The day before you want to make the cakes, place the milk and water in the small saucepan and heat to 30C/86F.
Transfer to the measuring jug, whisk in the yeast and teaspoon of sugar and leave to stand for 10 minutes to activate the yeast.
Sift the flour and salt into the large mixing bowl.
Add the sugar and stir in thoroughly.
Make a well in the centre of the dry ingredients and add the yeast mixture and softened butter.
Use your hands to bring everything together to a sticky dough.
Turn the dough out onto a lightly floured work surface and knead lightly for 5 minutes.
Push the dough down to form a flat rectangle that will fit into the baking tray or roasting tin.
Flour the bottom of the baking tray or roasting tin and place the flattened dough in it, cover with clingfilm and leave to prove for an hour or two or until the dough has doubled in size.

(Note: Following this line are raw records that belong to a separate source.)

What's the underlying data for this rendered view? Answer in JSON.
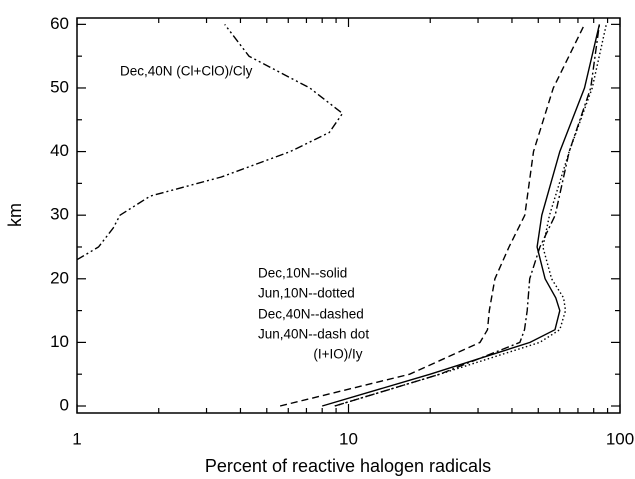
{
  "chart_data": {
    "type": "line",
    "xlabel": "Percent of reactive halogen radicals",
    "ylabel": "km",
    "xscale": "log",
    "xlim": [
      1,
      100
    ],
    "xticks": [
      1,
      10,
      100
    ],
    "xminorticks": [
      2,
      3,
      4,
      5,
      6,
      7,
      8,
      9,
      20,
      30,
      40,
      50,
      60,
      70,
      80,
      90
    ],
    "ylim": [
      -1.1,
      61
    ],
    "yticks": [
      0,
      10,
      20,
      30,
      40,
      50,
      60
    ],
    "yminorticks": [
      5,
      15,
      25,
      35,
      45,
      55
    ],
    "annotations": [
      "Dec,40N (Cl+ClO)/Cly",
      "Dec,10N--solid",
      "Jun,10N--dotted",
      "Dec,40N--dashed",
      "Jun,40N--dash dot",
      "(I+IO)/Iy"
    ],
    "series": [
      {
        "style": "solid",
        "color": "#000000",
        "x": [
          8,
          20,
          46.6,
          57.6,
          60,
          58,
          53,
          49.5,
          51.5,
          60,
          74,
          84
        ],
        "values": [
          0,
          5,
          10,
          12,
          15,
          17,
          20,
          25,
          30,
          40,
          50,
          60
        ]
      },
      {
        "style": "dotted",
        "color": "#000000",
        "x": [
          8.9,
          21.7,
          50.6,
          60,
          63,
          62,
          56,
          52,
          55,
          65,
          79,
          89
        ],
        "values": [
          0,
          5,
          10,
          12,
          15,
          17,
          20,
          25,
          30,
          40,
          50,
          60
        ]
      },
      {
        "style": "dashed",
        "color": "#000000",
        "x": [
          5.6,
          16.8,
          30.5,
          32.5,
          33,
          34.6,
          39,
          44.6,
          48,
          56.8,
          74
        ],
        "values": [
          0,
          5,
          10,
          12,
          15,
          20,
          25,
          30,
          40,
          50,
          60
        ]
      },
      {
        "style": "dashdot",
        "color": "#000000",
        "x": [
          8.9,
          21.7,
          42.8,
          44.5,
          45.5,
          46.5,
          50.7,
          57.7,
          65,
          78,
          84
        ],
        "values": [
          0,
          5,
          10,
          12,
          15,
          20,
          25,
          30,
          40,
          50,
          60
        ]
      },
      {
        "style": "dashdotdot",
        "color": "#000000",
        "x": [
          1,
          1.2,
          1.36,
          1.44,
          1.86,
          3.4,
          6.1,
          8.5,
          9.5,
          7.2,
          4.3,
          3.5
        ],
        "values": [
          23,
          25,
          28,
          30,
          33,
          36,
          40,
          43,
          46,
          50,
          55,
          60
        ]
      }
    ]
  }
}
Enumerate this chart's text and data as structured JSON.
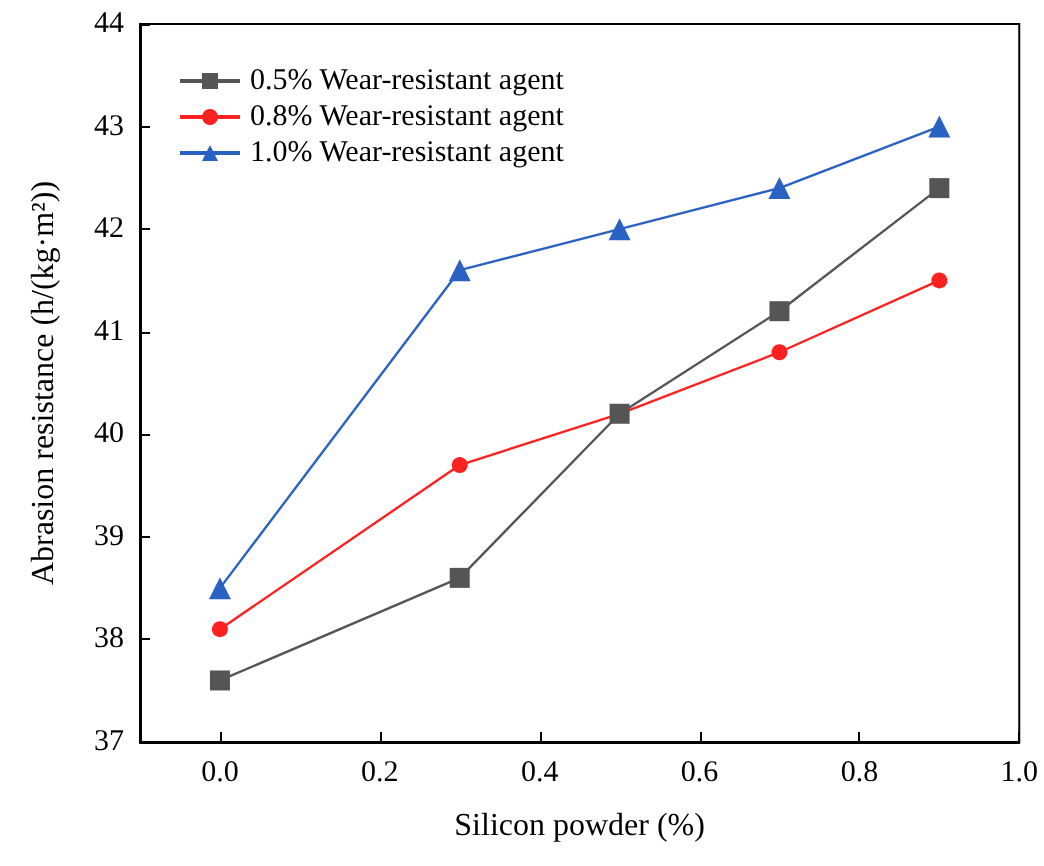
{
  "chart_data": {
    "type": "line",
    "xlabel": "Silicon powder (%)",
    "ylabel": "Abrasion resistance (h/(kg·m²))",
    "xlim": [
      -0.1,
      1.0
    ],
    "xticks": [
      {
        "value": 0,
        "label": "0.0"
      },
      {
        "value": 0.2,
        "label": "0.2"
      },
      {
        "value": 0.4,
        "label": "0.4"
      },
      {
        "value": 0.6,
        "label": "0.6"
      },
      {
        "value": 0.8,
        "label": "0.8"
      },
      {
        "value": 1.0,
        "label": "1.0"
      }
    ],
    "ylim": [
      37,
      44
    ],
    "yticks": [
      37,
      38,
      39,
      40,
      41,
      42,
      43,
      44
    ],
    "x": [
      0,
      0.3,
      0.5,
      0.7,
      0.9
    ],
    "series": [
      {
        "name": "0.5% Wear-resistant agent",
        "color": "#555555",
        "marker": "square",
        "values": [
          37.6,
          38.6,
          40.2,
          41.2,
          42.4
        ]
      },
      {
        "name": "0.8% Wear-resistant agent",
        "color": "#ff2020",
        "marker": "circle",
        "values": [
          38.1,
          39.7,
          40.2,
          40.8,
          41.5
        ]
      },
      {
        "name": "1.0% Wear-resistant agent",
        "color": "#2a62c4",
        "marker": "triangle",
        "values": [
          38.5,
          41.6,
          42.0,
          42.4,
          43.0
        ]
      }
    ],
    "legend": "top left",
    "grid": false,
    "line_style": "solid"
  }
}
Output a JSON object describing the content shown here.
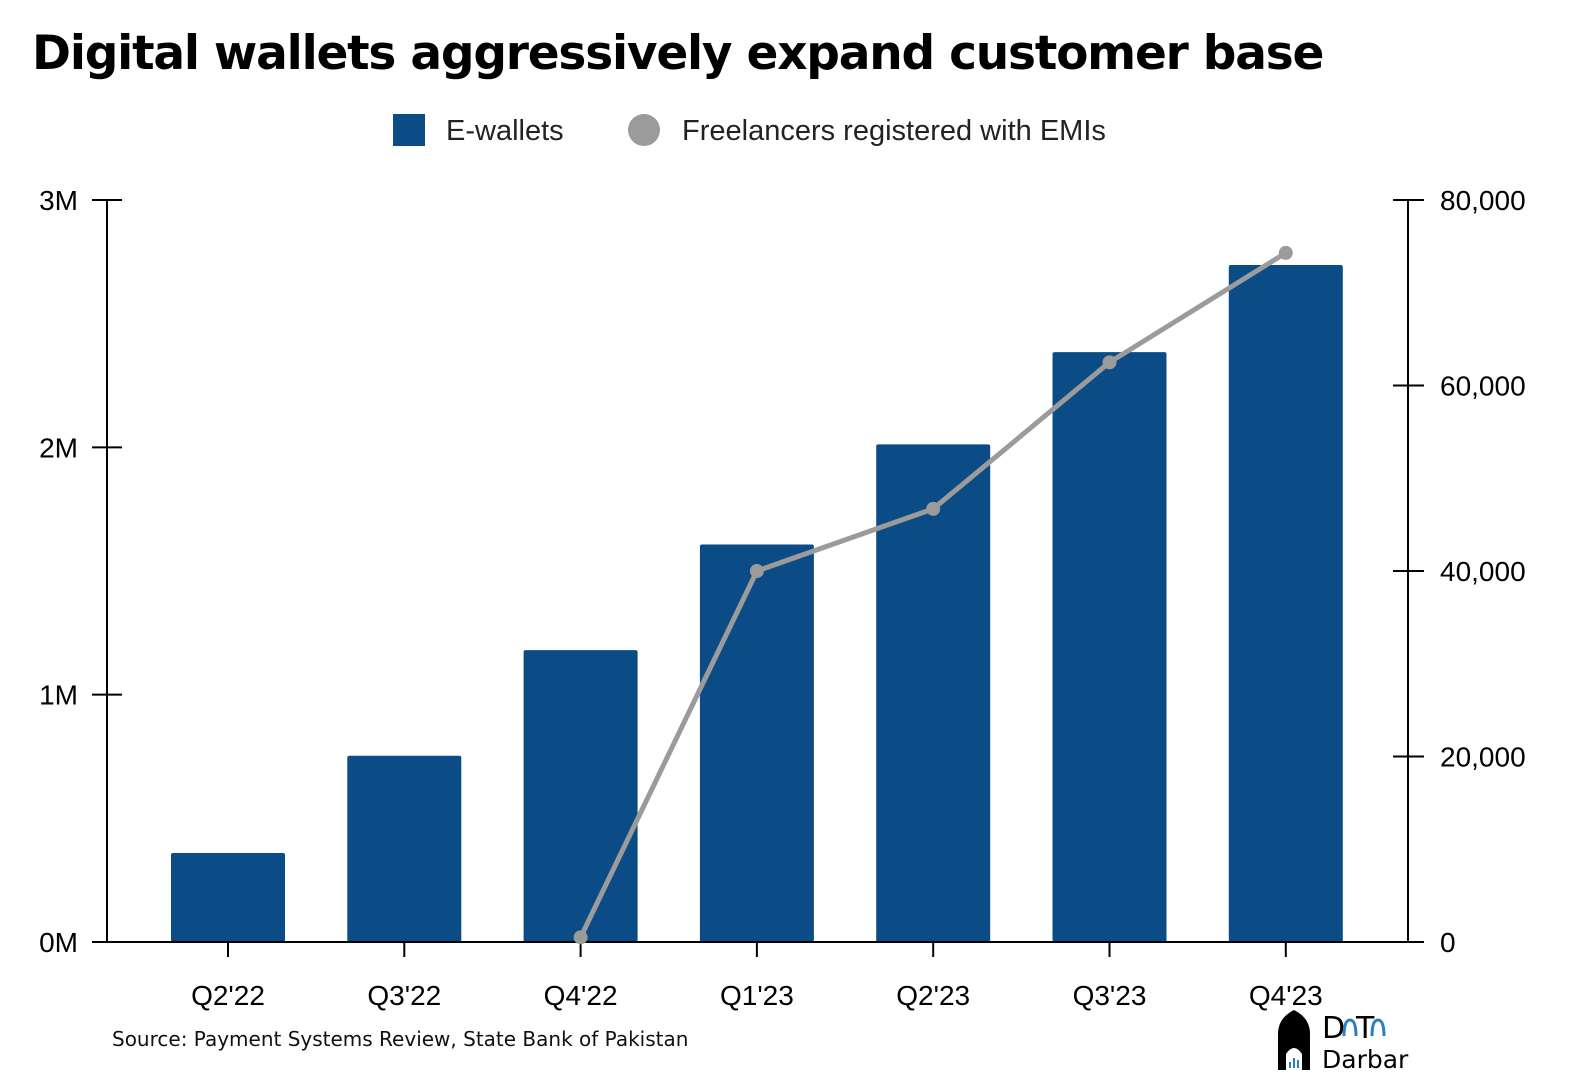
{
  "chart_data": {
    "type": "bar+line",
    "title": "Digital wallets aggressively expand customer base",
    "categories": [
      "Q2'22",
      "Q3'22",
      "Q4'22",
      "Q1'23",
      "Q2'23",
      "Q3'23",
      "Q4'23"
    ],
    "series": [
      {
        "name": "E-wallets",
        "type": "bar",
        "axis": "left",
        "color": "#0b4c86",
        "values": [
          360000,
          753000,
          1180000,
          1607000,
          2012000,
          2385000,
          2737000
        ]
      },
      {
        "name": "Freelancers registered with EMIs",
        "type": "line",
        "axis": "right",
        "color": "#9b9b9b",
        "values": [
          null,
          null,
          500,
          40000,
          46700,
          62500,
          74300
        ]
      }
    ],
    "left_axis": {
      "ylim": [
        0,
        3000000
      ],
      "ticks": [
        0,
        1000000,
        2000000,
        3000000
      ],
      "tick_labels": [
        "0M",
        "1M",
        "2M",
        "3M"
      ]
    },
    "right_axis": {
      "ylim": [
        0,
        80000
      ],
      "ticks": [
        0,
        20000,
        40000,
        60000,
        80000
      ],
      "tick_labels": [
        "0",
        "20,000",
        "40,000",
        "60,000",
        "80,000"
      ]
    },
    "legend_position": "top-center",
    "grid": false
  },
  "source": "Source: Payment Systems Review, State Bank of Pakistan",
  "logo": {
    "text_top": "DaTa",
    "text_bottom": "Darbar"
  }
}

Place the dough in the fridge for an hour.
Place the cold butter block between two pieces of baking paper and gently pound with a rolling pin until square and flat (about 3mm thick).
Take the dough out of the fridge and place onto the lightly floured work surface.
Roll out to form a square.
Pull and roll each corner out so you have an envelope, 4 thin corners and a slightly raised centre piece.
Place the butter in the centre of the dough. Then pull in each corner to totally enclose the butter in the dough.
Roll the dough out carefully into a long rectangle shape.
Brush off any flour and fold the top third down to the centre, then the bottom third up and over that.
Cover with clingfilm and place back in the fridge for an hour.
Again, take the dough from the fridge onto the lightly floured surface, roll out to a long rectangle, fold into three and place in the fridge for another hour.
Repeat one more time and place on a lightly floured baking tray, cover and place in the fridge overnight (at least 12 hours).
Mix the dried fruit, sugar, spices and rum together in the small mixing bowl, cover with clingfilm and leave to steep overnight.